Ясно же, что я хочу, чтобы он поправился! Знаю, будет тяжело, но я уже почти закончила школу и могла бы поступить в местный колледж, а не уезжать за пределы штата, чтобы помочь ему во время реабилитационного периода...
Кара, — перебиваю ее я, — твой брат считает по-другому. Как ты думаешь, почему?
Он полагает, что избавит отца от страданий. Жизнь с черепно-мозговой травмой — не настоящая жизнь. Но дело в том, что так думает только Эдвард. Отец никогда бы не расценивал шанс жить как страдание — насколько бы мизерным этот шанс ни казался, — напряженно говорит она. — Эдварда не было шесть лет. Мой отец, столкнись они на улице, даже не узнал бы его. Поэтому мне очень сложно поверить, будто Эдвард знает, что лучше для моего отца.
Она, как и католики, категорична в своих убеждениях. Интересно, каково это — оказаться объектом этой безоговорочной любви?
Ты разговаривала с врачами отца, верно? — спрашиваю я.
Кара пожимает плечами.
Они ни в чем не разбираются.
Как сказать... Они разбираются в медицине, — возра жаю я. — И имеют опыт лечения людей с такими черепно-мозговыми травмами, как у твоего отца.
Она смотрит на меня долгим пристальным взглядом, потом встает с кровати и подходит ближе. На одну неловкую секунду мне кажется, что Кара собирается меня обнять, но она протягивает руку поверх моего плеча и нажимает клавишу на ноутбуке.
Вы когда-нибудь слышали о парне по имени Зак Данлэп? — спрашивает она.
Нет.
Я поворачиваюсь в кресле, чтобы видеть экран. Там сюжет из программы «Сегодня» о молодом мужчине в ковбойской шляпе.
В две тысячи седьмом году он попал на вездеходе в аварию, — объясняет Кара. — Врачи признали у него смерть мозга. Родители решили пожертвовать его органы, потому что он заявлял, о чем имелась соответствующая отметка в правах, что хочет быть донором. Но когда пришли отключать его от аппарата, медсестру, одну из его двоюродных сестер, толкнули и она провела лезвием ножа по его ступне. И нога дернулась. Поскольку другая медсестра утверждала, что это всего лишь рефлекс, кузина загнала ноготь под ноготь Зака, и тот отдернул руку. Через пять дней он открыл глаза, а еще через четыре месяца после аварии вышел из больницы.

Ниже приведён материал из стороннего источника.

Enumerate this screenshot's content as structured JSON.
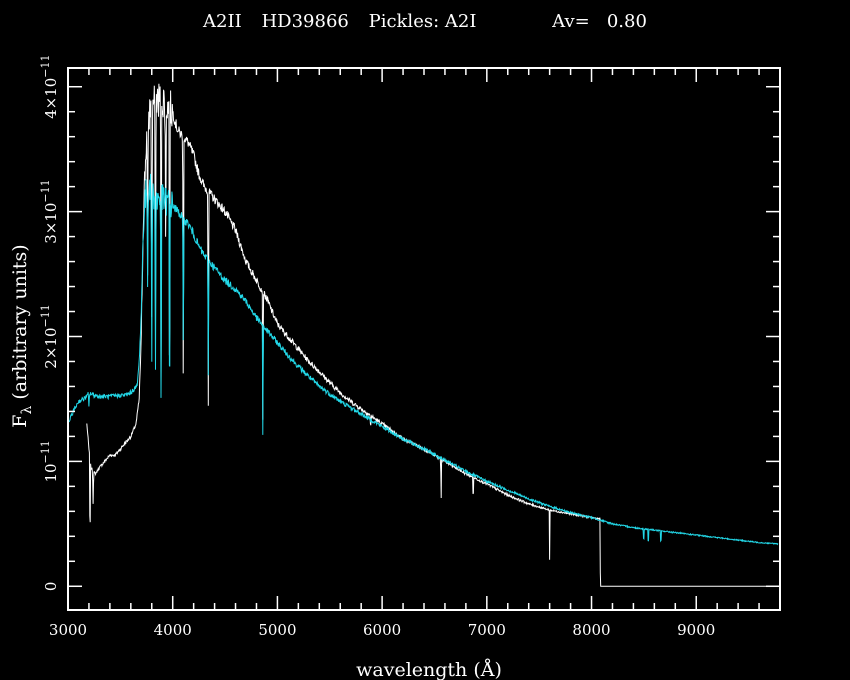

Я смотрю ролик о Заке на больничной койке, о его родителях, рассказывающих о чуде. О том, как возвратившегося Зака приветствовали в родном городе, словно героя. Слушаю, как Зак рассказывает о том, что он помнит, а что забыл. Включая воспоминание о том, что он слышал, как врачи признали его мертвым, а он не мог подняться и сказать, что это не так.
Врачи признали у Зака Данлэпа смерть мозга, — повторяет Кара. — Это еще хуже, чем у папы. Однако сейчас Зак может ходить, разговаривать и делать все то, что делал раньше. Поэтому не говорите, что мой отец не поправится, потому что это неправда!